Emir Çubukçu: "Faruk" ile benzeyen hiç bir yönüm yok!

Güncelleme: 05 Şubat 2020 Çarşamba, 11:40:47

Show Tv'nin sevilen dizisi Zemheri'de Faruk'u canlandıran Emir Çubukçu Habertürk'e konuştu. Çubukçu dizideki karakterini, diziye nasıl dahil olduğunu ve gelecek planlarını anlattı.

Zemheri’nin kadrosuna dahil olma sürecinden söz edebilir misiniz?

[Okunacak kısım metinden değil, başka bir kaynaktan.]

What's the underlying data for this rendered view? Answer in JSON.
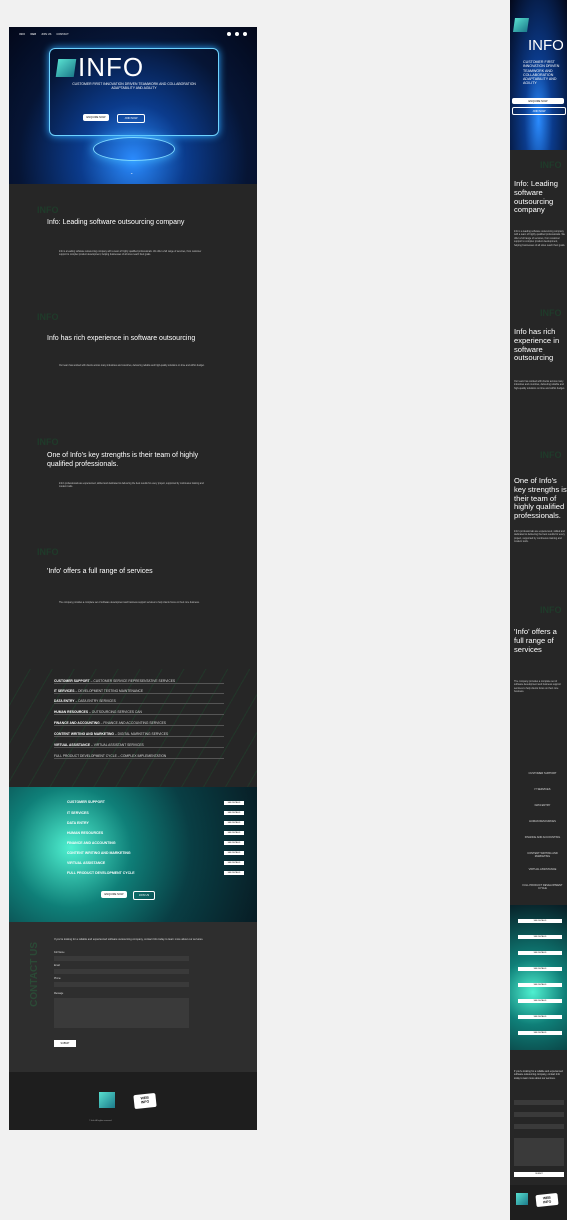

Emir Çubukçu: Aslında bu süreç diğer projelerden farklı ilerlemedi. Görüşmeler yapıldı ve oldu diyebilirim ama biz Hilal (Saral) Hoca’yla bir zamandır denk gelmeye çalışıyorduk. Sağolsun, kendisi benimle çalışmak istiyordu. Ben de “Hilal Saral’la çalışmak ne güzel olur” diyordum. Ay Yapım da televizyondaki ilk işim olan ve hem ilk olması hem de hala farklı bir yerde durması sebebiyle benim için çok özel olan Karadayı’da, sonrasında Bana Sevmeyi Anlat’ta birlikte çalıştığımız bir yapım şirketi. Tekrar bir araya gelsek ne güzel olur diye düşünüyordum. Bu sefer denk geldi, karşılaştık, kendileri de beni bu projeye uygun buldular, ben de çok keyifle, isteyerek içinde yer aldım.

Hangi özellikleri sizi cezbetti için ‘Ben bu işte varım’ dediniz?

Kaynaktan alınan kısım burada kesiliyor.